The Court of Appeal has found that twelve months imprisonment backdated to the date of guilty plea was not an unduly lenient sentence for the offence of possession of a syringe contrary to s. 7(1) and (2) of the Non Fatal Offences Against the Person Act 1997.

The Court accepted that there were unusual circumstances relating to the offence.

The offence occurred on 10 September 2014, and involved Garda John O’Donovan noticing Donna Hutch falling over in the road in Amiens Street Dublin.

On seeing her again at Custom house, Garda O’Donovan approached Ms Hutch and asked her to stop.

Although he identified himself, he was in plain clothes, and Ms Hutch struck out at him with the syringe.

A member of the public intervened in order to come to the assistance of Garda O’Donovan.

This member of the public went to a car and got gloves. Garda O’Donovan asked this member of the public to contact Store Street garda station and this he did.

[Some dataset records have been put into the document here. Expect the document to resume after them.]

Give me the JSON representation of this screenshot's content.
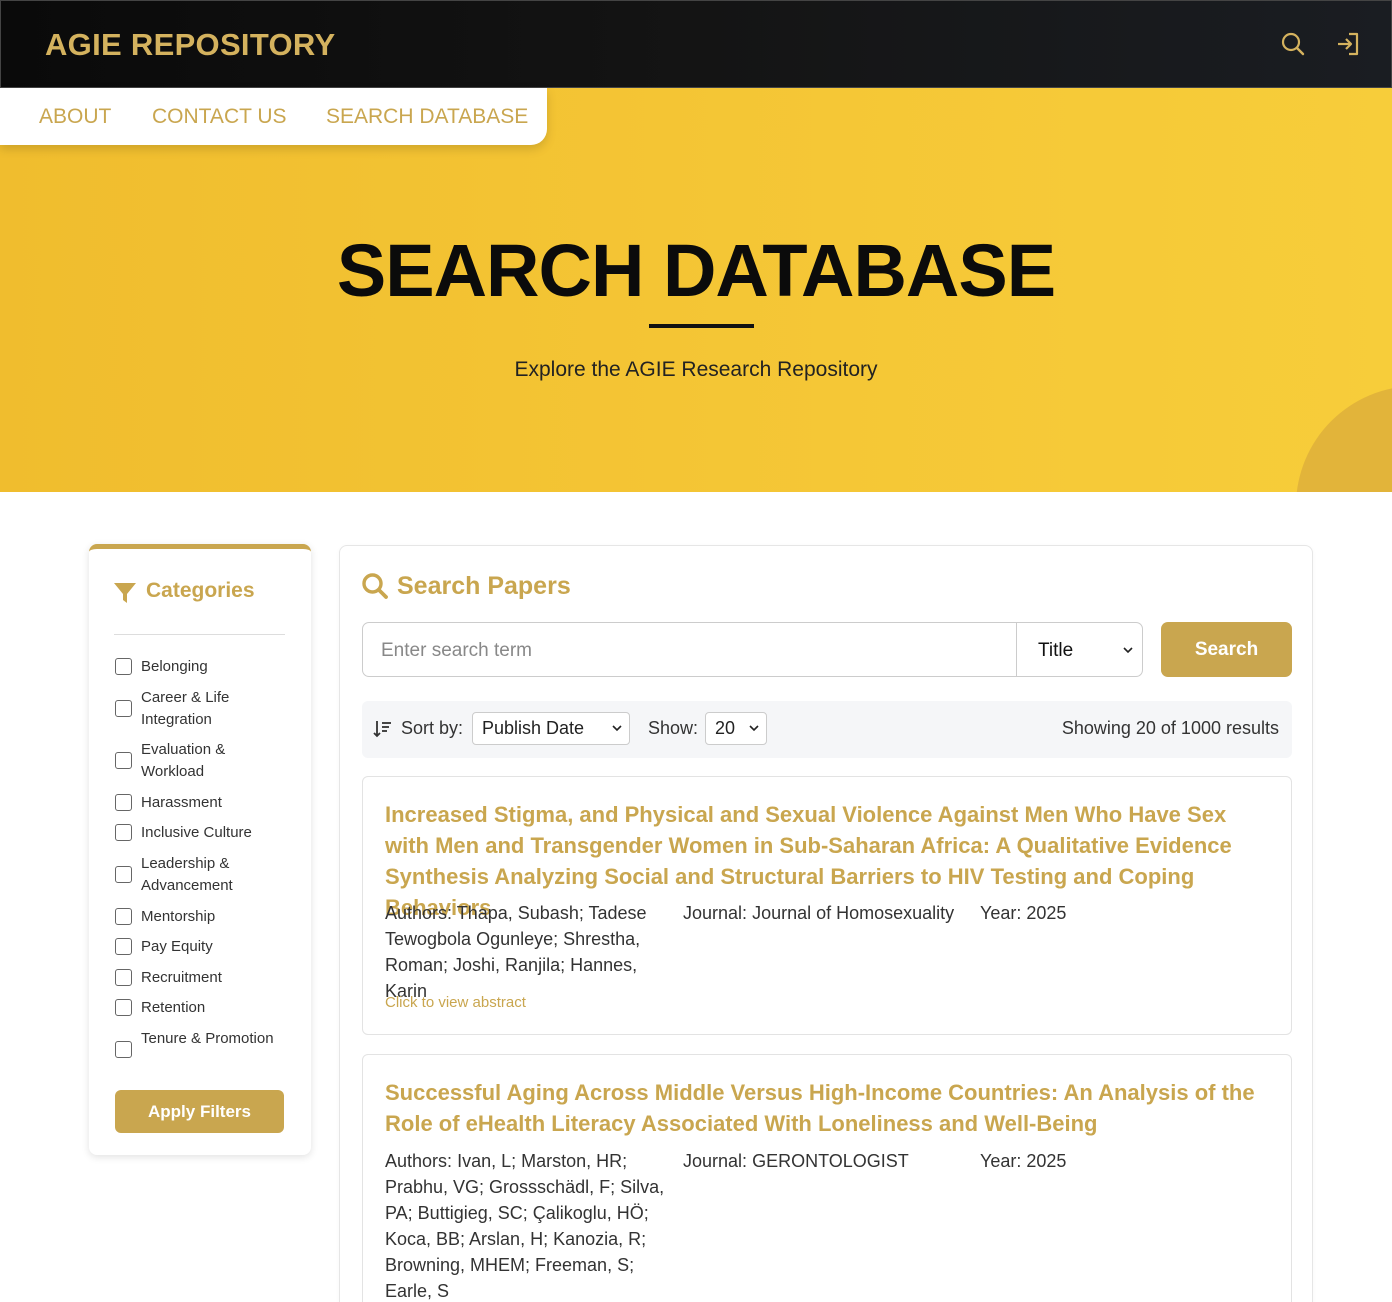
{
  "brand": "AGIE REPOSITORY",
  "topbar": {
    "search_icon": "search-icon",
    "login_icon": "login-icon"
  },
  "subnav": {
    "items": [
      "ABOUT",
      "CONTACT US",
      "SEARCH DATABASE"
    ]
  },
  "hero": {
    "title": "SEARCH DATABASE",
    "subtitle": "Explore the AGIE Research Repository"
  },
  "sidebar": {
    "heading": "Categories",
    "categories": [
      "Belonging",
      "Career & Life Integration",
      "Evaluation & Workload",
      "Harassment",
      "Inclusive Culture",
      "Leadership & Advancement",
      "Mentorship",
      "Pay Equity",
      "Recruitment",
      "Retention",
      "Tenure & Promotion"
    ],
    "apply_label": "Apply Filters"
  },
  "search": {
    "heading": "Search Papers",
    "placeholder": "Enter search term",
    "field_selected": "Title",
    "button_label": "Search"
  },
  "sort": {
    "sort_label": "Sort by:",
    "sort_selected": "Publish Date",
    "show_label": "Show:",
    "show_selected": "20",
    "results_text": "Showing 20 of 1000 results"
  },
  "papers": [
    {
      "title": "Increased Stigma, and Physical and Sexual Violence Against Men Who Have Sex with Men and Transgender Women in Sub-Saharan Africa: A Qualitative Evidence Synthesis Analyzing Social and Structural Barriers to HIV Testing and Coping Behaviors",
      "authors_label": "Authors:",
      "authors": "Thapa, Subash; Tadese Tewogbola Ogunleye; Shrestha, Roman; Joshi, Ranjila; Hannes, Karin",
      "journal_label": "Journal:",
      "journal": "Journal of Homosexuality",
      "year_label": "Year:",
      "year": "2025",
      "abstract_link": "Click to view abstract"
    },
    {
      "title": "Successful Aging Across Middle Versus High-Income Countries: An Analysis of the Role of eHealth Literacy Associated With Loneliness and Well-Being",
      "authors_label": "Authors:",
      "authors": "Ivan, L; Marston, HR; Prabhu, VG; Grossschädl, F; Silva, PA; Buttigieg, SC; Çalikoglu, HÖ; Koca, BB; Arslan, H; Kanozia, R; Browning, MHEM; Freeman, S; Earle, S",
      "journal_label": "Journal:",
      "journal": "GERONTOLOGIST",
      "year_label": "Year:",
      "year": "2025"
    }
  ]
}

Eventually Ms Hutch opened her hand, dropped the syringe and at that stage it became clear to the Garda that there was no barrel attached to it. At this stage Ms Hutch reached into her trousers, took something out and swallowed it and it emerged that this was the barrel.

Soon after, assistance arrived and Ms Hutch was taken to Store Street garda station. Ms Hutch spoke voluntarily and expressed remorse for what she had done.

The Court of Appeal noted that the almost invariable result if a syringe is produced to a member of the Garda Síochána in a threatening or aggressive fashion is that the person doing this can expect to serve time in custody.

The Court also noted that Ms Hutch had 313 previous convictions, predominantly linked to her drug habit, and with one relating to producing a syringe.

Thus, the Court observed that the sentence could appear extremely lenient.

However, it then noted that Ms Hutch had a good relationship with Garda O’Donovan, that she had known him for 20 years but had failed to identify him as she was hallucinating, and that on the day in question she had ingested crystal methamphetamine.

This was not a case where Ms. Hutch went out with any intention of producing a syringe, whether to rob or for any other criminal purpose. She did not go out with any intention to harm anyone. It seems that the implement was produced to someone who was long known to her and in respect of whom she had no hostile feelings whatever, and that this happened at a time when she was hallucinating.

The evidence was that she had an established practice of informing any garda who had occasion to stop her as to whether she was in possession of a syringe or not, lest the garda be endangered.

When imposing sentence the judge adverted to the fact that, at the time of sentence, she was in the Dóchas Centre, and that she appeared to be doing well there and making progress, and also that her methadone dosage had been reduced. Indeed these factors had caused counsel on her behalf to urge the judge to refrain from increasing the period that she was facing in custody.

The DPP argued that the judge failed to place the offence on the spectrum of seriousness, and that the issue of general deterrence was not addressed.

However, the Court of Appeal found that the sentencing judge had sought to craft an appropriate sentence with care, and that while it may be considered lenient, it was not made with any error in principle.